I picked up Miranda July’s new novel, “All Fours,” because everyone was talking about it. Well, maybe not everyone, but certainly a lot of middle-aged women and readers with a penchant for strange and boundary-busting literature. Since I fall into both camps, I gave it a shot.
And oh. My.
Let’s start with the premise: An unnamed multimedia artist is married to a music producer who divides people into Drivers and Parkers. Drivers, like him, are content with life, while Parkers, like her, are bored with it. To prove him wrong, she sets off on a cross-country road trip toward a business meeting in New York. But for reasons she doesn’t understand, she pulls over about 30 minutes outside of town, gets a room at a questionable motel, and launches an obsessive relationship with a younger man.
Thus begins a mid-life-crisis story that is part artistic discovery, part bizarre sexcapades — with a whole lot of kinky, cringey and sometimes grotesque episodes that are not for the faint-hearted. July’s narrator explores every facet of human intimacy, and she challenges most common beliefs about monogamy, marriage and menopause.
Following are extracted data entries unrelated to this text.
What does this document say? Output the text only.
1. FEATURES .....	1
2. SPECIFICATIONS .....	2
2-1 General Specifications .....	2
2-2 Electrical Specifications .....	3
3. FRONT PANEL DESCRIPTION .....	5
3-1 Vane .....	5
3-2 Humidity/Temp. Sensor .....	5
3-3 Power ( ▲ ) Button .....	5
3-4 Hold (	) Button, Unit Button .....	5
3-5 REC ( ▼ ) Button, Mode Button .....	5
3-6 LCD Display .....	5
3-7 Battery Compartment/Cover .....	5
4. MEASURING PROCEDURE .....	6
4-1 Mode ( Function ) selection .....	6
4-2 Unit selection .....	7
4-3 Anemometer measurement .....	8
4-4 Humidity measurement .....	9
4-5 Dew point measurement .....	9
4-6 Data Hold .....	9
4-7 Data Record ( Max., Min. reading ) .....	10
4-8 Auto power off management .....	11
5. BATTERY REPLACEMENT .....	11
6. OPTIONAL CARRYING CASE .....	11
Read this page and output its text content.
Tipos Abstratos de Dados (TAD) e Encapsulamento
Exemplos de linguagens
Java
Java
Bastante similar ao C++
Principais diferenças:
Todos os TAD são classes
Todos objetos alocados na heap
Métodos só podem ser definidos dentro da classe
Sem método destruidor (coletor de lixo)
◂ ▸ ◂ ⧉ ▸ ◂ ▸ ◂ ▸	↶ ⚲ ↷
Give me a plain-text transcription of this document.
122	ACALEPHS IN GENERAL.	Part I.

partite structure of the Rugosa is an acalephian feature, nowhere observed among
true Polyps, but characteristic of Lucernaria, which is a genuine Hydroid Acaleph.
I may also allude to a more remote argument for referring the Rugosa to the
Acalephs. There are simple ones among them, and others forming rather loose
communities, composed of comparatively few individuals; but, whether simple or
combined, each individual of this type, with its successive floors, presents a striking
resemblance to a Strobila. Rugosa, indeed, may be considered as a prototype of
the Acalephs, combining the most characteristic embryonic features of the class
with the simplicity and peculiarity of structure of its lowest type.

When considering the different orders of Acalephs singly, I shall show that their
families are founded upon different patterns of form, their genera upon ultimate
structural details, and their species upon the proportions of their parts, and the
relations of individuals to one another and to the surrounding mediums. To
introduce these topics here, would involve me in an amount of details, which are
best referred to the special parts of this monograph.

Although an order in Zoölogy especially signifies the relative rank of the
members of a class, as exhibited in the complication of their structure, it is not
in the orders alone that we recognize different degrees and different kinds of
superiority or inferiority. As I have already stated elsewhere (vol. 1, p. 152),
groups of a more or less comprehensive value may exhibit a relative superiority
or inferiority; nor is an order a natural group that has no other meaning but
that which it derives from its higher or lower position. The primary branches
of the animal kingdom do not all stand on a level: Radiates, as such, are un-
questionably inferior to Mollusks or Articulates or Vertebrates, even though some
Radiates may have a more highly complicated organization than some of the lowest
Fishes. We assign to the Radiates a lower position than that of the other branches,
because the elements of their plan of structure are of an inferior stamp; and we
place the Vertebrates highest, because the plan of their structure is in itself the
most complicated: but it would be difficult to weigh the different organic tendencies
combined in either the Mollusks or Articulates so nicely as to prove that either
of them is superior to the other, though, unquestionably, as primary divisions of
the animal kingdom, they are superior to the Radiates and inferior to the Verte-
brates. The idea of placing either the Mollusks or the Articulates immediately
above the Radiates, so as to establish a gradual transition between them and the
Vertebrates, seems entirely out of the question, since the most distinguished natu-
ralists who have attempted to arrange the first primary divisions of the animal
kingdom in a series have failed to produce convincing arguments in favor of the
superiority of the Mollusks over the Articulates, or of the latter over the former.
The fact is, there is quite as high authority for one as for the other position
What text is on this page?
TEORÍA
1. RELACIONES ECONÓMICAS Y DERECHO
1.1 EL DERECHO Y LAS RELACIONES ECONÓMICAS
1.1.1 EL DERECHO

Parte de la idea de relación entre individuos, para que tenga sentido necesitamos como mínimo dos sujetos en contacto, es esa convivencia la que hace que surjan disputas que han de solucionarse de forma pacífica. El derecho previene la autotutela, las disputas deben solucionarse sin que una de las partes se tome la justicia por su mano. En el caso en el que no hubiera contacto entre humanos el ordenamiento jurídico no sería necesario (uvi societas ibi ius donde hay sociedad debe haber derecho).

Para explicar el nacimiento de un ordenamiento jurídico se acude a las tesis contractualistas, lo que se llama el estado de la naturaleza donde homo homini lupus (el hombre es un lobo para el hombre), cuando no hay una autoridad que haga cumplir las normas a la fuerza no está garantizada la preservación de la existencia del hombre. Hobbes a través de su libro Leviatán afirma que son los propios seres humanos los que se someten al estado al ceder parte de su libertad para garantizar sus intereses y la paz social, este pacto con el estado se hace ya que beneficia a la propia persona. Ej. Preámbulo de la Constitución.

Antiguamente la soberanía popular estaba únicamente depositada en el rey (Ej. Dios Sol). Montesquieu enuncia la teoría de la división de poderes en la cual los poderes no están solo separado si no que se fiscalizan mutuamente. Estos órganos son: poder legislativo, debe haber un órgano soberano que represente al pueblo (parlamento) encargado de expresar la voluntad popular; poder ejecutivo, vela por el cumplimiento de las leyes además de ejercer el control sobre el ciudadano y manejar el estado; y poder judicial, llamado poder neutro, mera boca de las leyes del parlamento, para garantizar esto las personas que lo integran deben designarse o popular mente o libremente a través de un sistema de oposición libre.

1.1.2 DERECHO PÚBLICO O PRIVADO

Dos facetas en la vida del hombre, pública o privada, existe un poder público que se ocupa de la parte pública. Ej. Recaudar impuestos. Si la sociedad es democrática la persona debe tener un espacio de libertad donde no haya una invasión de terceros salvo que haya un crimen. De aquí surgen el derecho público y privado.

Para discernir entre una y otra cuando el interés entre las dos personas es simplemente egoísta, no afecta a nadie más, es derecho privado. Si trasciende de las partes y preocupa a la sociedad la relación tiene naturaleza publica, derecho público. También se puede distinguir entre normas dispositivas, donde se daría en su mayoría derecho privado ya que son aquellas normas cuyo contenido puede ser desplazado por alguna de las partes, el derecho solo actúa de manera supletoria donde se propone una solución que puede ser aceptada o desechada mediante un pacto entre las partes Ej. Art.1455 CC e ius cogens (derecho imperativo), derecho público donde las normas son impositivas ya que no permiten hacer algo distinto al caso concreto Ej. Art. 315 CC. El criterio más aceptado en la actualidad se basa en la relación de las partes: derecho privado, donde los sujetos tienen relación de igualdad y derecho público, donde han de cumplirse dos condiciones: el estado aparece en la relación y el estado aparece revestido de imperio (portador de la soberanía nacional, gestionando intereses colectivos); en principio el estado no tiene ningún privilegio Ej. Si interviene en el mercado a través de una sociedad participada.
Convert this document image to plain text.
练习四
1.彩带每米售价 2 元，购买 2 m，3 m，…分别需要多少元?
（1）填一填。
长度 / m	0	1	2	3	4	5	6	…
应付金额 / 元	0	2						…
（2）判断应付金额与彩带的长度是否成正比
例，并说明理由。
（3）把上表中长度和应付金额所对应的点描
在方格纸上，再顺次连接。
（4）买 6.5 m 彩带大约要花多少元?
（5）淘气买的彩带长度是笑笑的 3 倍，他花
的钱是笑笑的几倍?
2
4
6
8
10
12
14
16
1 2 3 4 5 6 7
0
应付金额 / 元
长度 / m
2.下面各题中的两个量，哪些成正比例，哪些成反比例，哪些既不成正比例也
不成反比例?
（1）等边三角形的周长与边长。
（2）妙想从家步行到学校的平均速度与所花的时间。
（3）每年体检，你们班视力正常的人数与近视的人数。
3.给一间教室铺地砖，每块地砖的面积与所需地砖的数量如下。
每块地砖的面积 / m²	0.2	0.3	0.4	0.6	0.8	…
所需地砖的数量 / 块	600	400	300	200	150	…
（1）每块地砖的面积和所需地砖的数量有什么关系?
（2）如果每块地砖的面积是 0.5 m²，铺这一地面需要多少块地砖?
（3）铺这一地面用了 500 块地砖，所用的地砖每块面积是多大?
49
I almost abandoned this book halfway through — not because I was grossed out (although that was part of it), but because I found the main character overwrought and exhausting. I stuck with it out of morbid curiosity and eventually decided that maybe I’m just not the target audience. July manages to craft some funny and even poignant scenes, and her imagination is unmatched. In the end, though, this is all about the audacity.
And even if shock value is your currency of choice, this novel comes off more cringey than clever.